Mahout provides examples to visualize sample clusters that gets created by our clustering algorithms. Note that the visualization is done by Swing programs. You have to be in a window system on the same machine you run these, or logged in via a remote desktop.

For visualizing the clusters, you have to execute the Java classes under org.apache.mahout.clustering.display package in mahout-examples module. The easiest way to achieve this is to setup Mahout in your IDE.

Visualizing clusters

The following classes in org.apache.mahout.clustering.display can be run without parameters to generate a sample data set and run the reference clustering implementations over them:

  1. DisplayClustering - generates 1000 samples from three, symmetric distributions. This is the same data set that is used by the following clustering programs.

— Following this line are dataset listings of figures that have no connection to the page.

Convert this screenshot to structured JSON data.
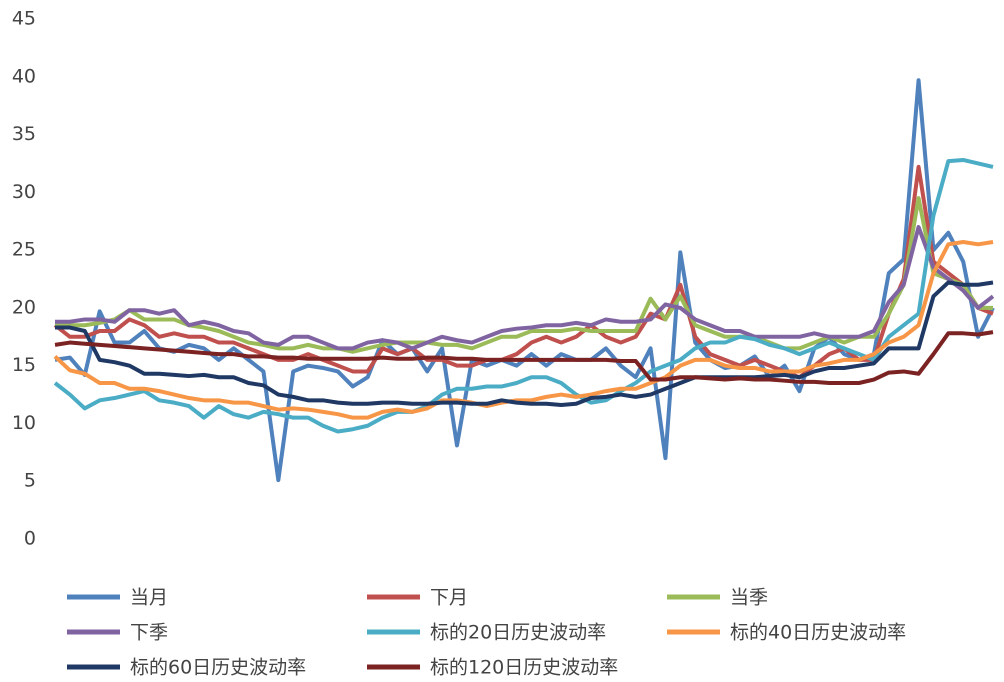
{
  "chart_data": {
    "type": "line",
    "grid": false,
    "categories": [
      null,
      null,
      null,
      null,
      null,
      null,
      null,
      null,
      null,
      null,
      null,
      null,
      null,
      null,
      null,
      null,
      null,
      null,
      null,
      null,
      null,
      null,
      null,
      null,
      null,
      null,
      null,
      null,
      null,
      null,
      null,
      null,
      null,
      null,
      null,
      null,
      null,
      null,
      null,
      null,
      null,
      null,
      null,
      null,
      null,
      null,
      null,
      null,
      null,
      null,
      null,
      null,
      null,
      null,
      null,
      null,
      null,
      null,
      null,
      null,
      null,
      null,
      null,
      null
    ],
    "ylim": [
      0,
      45
    ],
    "yticks": [
      0,
      5,
      10,
      15,
      20,
      25,
      30,
      35,
      40,
      45
    ],
    "series": [
      {
        "name": "当月",
        "color": "#4f81bd",
        "values": [
          15.5,
          15.7,
          14.2,
          19.7,
          17,
          17,
          18,
          16.5,
          16.2,
          16.8,
          16.5,
          15.5,
          16.5,
          15.5,
          14.5,
          5.1,
          14.5,
          15,
          14.8,
          14.5,
          13.2,
          14,
          17.2,
          16,
          16.5,
          14.5,
          16.5,
          8.1,
          15.5,
          15,
          15.5,
          15,
          16,
          15,
          16,
          15.5,
          15.5,
          16.5,
          15,
          14,
          16.5,
          7,
          24.8,
          17,
          15.5,
          14.8,
          15,
          15.8,
          14,
          15,
          12.8,
          16.5,
          17.5,
          16,
          15.5,
          16,
          23,
          24.2,
          39.7,
          25,
          26.5,
          24,
          17.5,
          20
        ]
      },
      {
        "name": "下月",
        "color": "#c0504d",
        "values": [
          18.5,
          17.5,
          17.5,
          18,
          18,
          19,
          18.5,
          17.5,
          17.8,
          17.5,
          17.5,
          17,
          17,
          16.5,
          16,
          15.5,
          15.5,
          16,
          15.5,
          15,
          14.5,
          14.5,
          16.5,
          16,
          16.5,
          15.5,
          15.5,
          15,
          15,
          15.5,
          15.5,
          16,
          17,
          17.5,
          17,
          17.5,
          18.5,
          17.5,
          17,
          17.5,
          19.5,
          19,
          22,
          17.5,
          16,
          15.5,
          15,
          15.5,
          15,
          14.5,
          14,
          15,
          16,
          16.5,
          15.5,
          15.5,
          19.5,
          22.5,
          32.2,
          24,
          23,
          22,
          20,
          19.5
        ]
      },
      {
        "name": "当季",
        "color": "#9bbb59",
        "values": [
          18.5,
          18.5,
          18.5,
          18.7,
          19,
          19.8,
          19,
          19,
          19,
          18.5,
          18.3,
          18,
          17.5,
          17,
          16.8,
          16.5,
          16.5,
          16.8,
          16.5,
          16.5,
          16.2,
          16.5,
          16.8,
          17,
          17,
          17,
          16.8,
          16.8,
          16.5,
          17,
          17.5,
          17.5,
          18,
          18,
          18,
          18.2,
          18,
          18,
          18,
          18,
          20.8,
          19,
          21,
          18.5,
          18,
          17.5,
          17.5,
          17.5,
          17,
          16.5,
          16.5,
          17,
          17.5,
          17,
          17.5,
          17.5,
          19.5,
          22,
          29.5,
          23,
          22.5,
          22,
          20,
          20
        ]
      },
      {
        "name": "下季",
        "color": "#8064a2",
        "values": [
          18.8,
          18.8,
          19,
          19,
          18.8,
          19.8,
          19.8,
          19.5,
          19.8,
          18.5,
          18.8,
          18.5,
          18,
          17.8,
          17,
          16.8,
          17.5,
          17.5,
          17,
          16.5,
          16.5,
          17,
          17.2,
          17,
          16.5,
          17,
          17.5,
          17.2,
          17,
          17.5,
          18,
          18.2,
          18.3,
          18.5,
          18.5,
          18.7,
          18.5,
          19,
          18.8,
          18.8,
          19,
          20.3,
          20,
          19,
          18.5,
          18,
          18,
          17.5,
          17.5,
          17.5,
          17.5,
          17.8,
          17.5,
          17.5,
          17.5,
          18,
          20.5,
          22,
          27,
          23.5,
          22.5,
          21.5,
          20,
          21
        ]
      },
      {
        "name": "标的20日历史波动率",
        "color": "#4bacc6",
        "values": [
          13.5,
          12.5,
          11.3,
          12,
          12.2,
          12.5,
          12.8,
          12,
          11.8,
          11.5,
          10.5,
          11.5,
          10.8,
          10.5,
          11,
          10.8,
          10.5,
          10.5,
          9.8,
          9.3,
          9.5,
          9.8,
          10.5,
          11,
          11,
          11.5,
          12.5,
          13,
          13,
          13.2,
          13.2,
          13.5,
          14,
          14,
          13.5,
          12.5,
          11.8,
          12,
          12.8,
          13.5,
          14.5,
          15,
          15.5,
          16.5,
          17,
          17,
          17.5,
          17.3,
          16.8,
          16.5,
          16,
          16.5,
          17,
          16.5,
          16,
          15.5,
          17.5,
          18.5,
          19.5,
          28,
          32.7,
          32.8,
          32.5,
          32.2
        ]
      },
      {
        "name": "标的40日历史波动率",
        "color": "#f79646",
        "values": [
          15.8,
          14.6,
          14.3,
          13.5,
          13.5,
          13,
          13,
          12.8,
          12.5,
          12.2,
          12,
          12,
          11.8,
          11.8,
          11.5,
          11.2,
          11.3,
          11.2,
          11,
          10.8,
          10.5,
          10.5,
          11,
          11.2,
          11,
          11.3,
          12,
          12,
          11.8,
          11.5,
          11.8,
          12,
          12,
          12.3,
          12.5,
          12.3,
          12.5,
          12.8,
          13,
          13,
          13.5,
          14,
          15,
          15.5,
          15.5,
          15,
          14.8,
          14.8,
          14.5,
          14.5,
          14.5,
          15,
          15.2,
          15.5,
          15.5,
          16,
          17,
          17.5,
          18.5,
          23,
          25.5,
          25.7,
          25.5,
          25.7
        ]
      },
      {
        "name": "标的60日历史波动率",
        "color": "#1f3864",
        "values": [
          18.3,
          18.3,
          18,
          15.5,
          15.3,
          15,
          14.3,
          14.3,
          14.2,
          14.1,
          14.2,
          14,
          14,
          13.5,
          13.3,
          12.5,
          12.3,
          12,
          12,
          11.8,
          11.7,
          11.7,
          11.8,
          11.8,
          11.7,
          11.7,
          11.8,
          11.8,
          11.7,
          11.7,
          12,
          11.8,
          11.7,
          11.7,
          11.6,
          11.7,
          12.2,
          12.3,
          12.5,
          12.3,
          12.5,
          13,
          13.5,
          14,
          14,
          14,
          14,
          14,
          14.1,
          14.2,
          14,
          14.5,
          14.8,
          14.8,
          15,
          15.2,
          16.5,
          16.5,
          16.5,
          21,
          22.2,
          22,
          22,
          22.2
        ]
      },
      {
        "name": "标的120日历史波动率",
        "color": "#7b2222",
        "values": [
          16.8,
          17,
          16.9,
          16.8,
          16.7,
          16.6,
          16.5,
          16.4,
          16.3,
          16.2,
          16.1,
          16,
          16,
          15.8,
          15.8,
          15.7,
          15.7,
          15.6,
          15.6,
          15.6,
          15.6,
          15.6,
          15.7,
          15.6,
          15.6,
          15.7,
          15.7,
          15.6,
          15.6,
          15.5,
          15.5,
          15.5,
          15.5,
          15.5,
          15.5,
          15.5,
          15.5,
          15.5,
          15.4,
          15.4,
          13.8,
          13.8,
          14,
          14,
          13.9,
          13.8,
          13.9,
          13.8,
          13.8,
          13.7,
          13.6,
          13.6,
          13.5,
          13.5,
          13.5,
          13.8,
          14.4,
          14.5,
          14.3,
          16,
          17.8,
          17.8,
          17.7,
          17.9
        ]
      }
    ]
  }
}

It displays the points on a screen and superimposes the model parameters that were used to generate the points. You can edit the generateSamples() method to change the sample points used by these programs.
  2. DisplayClustering - displays initial areas of generated points
  3. DisplayCanopy - uses Canopy clustering
  4. DisplayKMeans - uses k-Means clustering
  5. DisplayFuzzyKMeans - uses Fuzzy k-Means clustering
  6. DisplaySpectralKMeans - uses Spectral KMeans via map-reduce algorithm

If you are using Eclipse, just right-click on each of the classes mentioned above and choose “Run As -Java Application”. To run these directly from the command line:

cd $MAHOUT_HOME/examples
mvn -q exec:java -Dexec.mainClass=org.apache.mahout.clustering.display.DisplayClustering

You can substitute other names above for DisplayClustering.

Note that some of these programs display the sample points and then superimpose all of the clusters from each iteration. The last iteration’s clusters are in bold red and the previous several are colored (orange, yellow, green, blue, magenta) in order after which all earlier clusters are in light grey. This helps to visualize how the clusters converge upon a solution over multiple iterations.